Never heard of Helen Valeska Bary? Of course not. Nor, probably, of Maud Younger, Sara Bard Field, Alice Paul, or Anita Whitney! All these remarkable women are invisible in our history books, but they did much to shape our country and our laws. Helen Valeska Bary 1888-1973, worked for the Labor Commission, the department of Social Security, negotiated labor strikes across California. She toiled for the minimum wage for women at a time when employers had “girls” sign a statement upon application for work stating that they were not using the funds for support of a family, so as to get around the need to pay a living wage.

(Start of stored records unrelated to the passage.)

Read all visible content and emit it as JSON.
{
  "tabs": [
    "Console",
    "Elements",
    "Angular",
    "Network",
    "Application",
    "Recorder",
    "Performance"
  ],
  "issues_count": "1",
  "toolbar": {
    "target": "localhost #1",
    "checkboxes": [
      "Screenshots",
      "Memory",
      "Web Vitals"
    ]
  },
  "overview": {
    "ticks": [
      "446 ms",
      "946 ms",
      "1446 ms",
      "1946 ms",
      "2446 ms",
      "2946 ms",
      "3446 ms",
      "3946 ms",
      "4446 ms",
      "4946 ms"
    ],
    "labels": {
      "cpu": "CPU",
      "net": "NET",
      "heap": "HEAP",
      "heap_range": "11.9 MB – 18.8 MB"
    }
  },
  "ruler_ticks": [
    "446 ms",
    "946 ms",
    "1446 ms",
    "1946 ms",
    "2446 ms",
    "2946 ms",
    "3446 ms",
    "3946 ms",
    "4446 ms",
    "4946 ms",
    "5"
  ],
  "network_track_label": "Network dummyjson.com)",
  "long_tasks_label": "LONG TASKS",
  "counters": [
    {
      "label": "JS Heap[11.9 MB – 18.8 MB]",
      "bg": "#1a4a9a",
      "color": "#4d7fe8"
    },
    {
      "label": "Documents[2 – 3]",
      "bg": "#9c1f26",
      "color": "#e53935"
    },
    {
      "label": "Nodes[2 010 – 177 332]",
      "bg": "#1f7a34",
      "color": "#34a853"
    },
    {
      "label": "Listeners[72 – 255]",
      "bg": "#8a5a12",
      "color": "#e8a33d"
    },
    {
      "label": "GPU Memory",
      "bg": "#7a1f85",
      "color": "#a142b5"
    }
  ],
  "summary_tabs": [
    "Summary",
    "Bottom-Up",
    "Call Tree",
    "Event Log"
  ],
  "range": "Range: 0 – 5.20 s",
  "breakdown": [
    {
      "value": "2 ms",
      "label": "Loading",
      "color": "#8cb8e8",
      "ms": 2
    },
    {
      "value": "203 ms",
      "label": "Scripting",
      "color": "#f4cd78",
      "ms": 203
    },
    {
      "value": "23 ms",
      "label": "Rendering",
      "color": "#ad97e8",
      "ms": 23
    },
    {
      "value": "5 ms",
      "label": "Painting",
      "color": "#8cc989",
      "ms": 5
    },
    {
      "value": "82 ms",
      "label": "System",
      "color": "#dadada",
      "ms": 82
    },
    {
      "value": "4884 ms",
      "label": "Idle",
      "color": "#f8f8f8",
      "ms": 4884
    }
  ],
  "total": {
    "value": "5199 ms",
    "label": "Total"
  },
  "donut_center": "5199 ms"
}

Post World War 1 San Francisco saw the progress women had made in the work-force diminish as concerns that they were “stealing” work from men drove public opinion against them. At the same time, a wave of puritanism, the same wave that brought us prohibition, fueled the closure of brothels. Women who had made their living on their backs now made it on their feet, but any hope of a living wage was dashed by public resistance. Valeska Bary rose through the ranks of government during the War, but managed to remain not only employed but with a growing sphere of influence, after the men returned home.

Sara Bard Field

An amazing oral history of Valeska Bary, along with other feminists of bygone times, can be found at the Bancroft Library. Here’s a quote from her interview:

“Also, I saw something that annoyed me very much. That was that an application for employment at Nathan Dohrmann’s contained a statement just above the signature that the applicant was living at home and not dependent on her wages….
When you talked about low wages with many people, they would tell you that these women were living at home and whatever they earned was just pin money. Every girl, in applying for a job, had to say that it was just pin money….She did not need it. You may say that cleared their skirts from the idea that they were grinding the faces of the poor, it was just a pin money occupation.”
See more, and more and more, at: http://bancroft.berkeley.edu/ROHO/projects/suffragist/

 

4 comments

  1. Thank you for sharing this bit of history about important women who paved the way for us. Though we still have a way to go, I cannot imagine fighting the forces they faced in their time. I’m so grateful to them for their dedication and to you for telling us their stories!

    1. There are so many unknown women who did so much, in a time when it was so much more difficult to take a leadership role. You’re right, we have come so far!

  2. Valeska Bary was my great-aunt and she sent me to college because she had not had the chance to go.

    1. Leslie, I am so sorry I missed your comment. How wonderful to know that her legacy continued. I hope you read The Harlot’s Pen and enjoy a little fictionalization of such an interesting woman!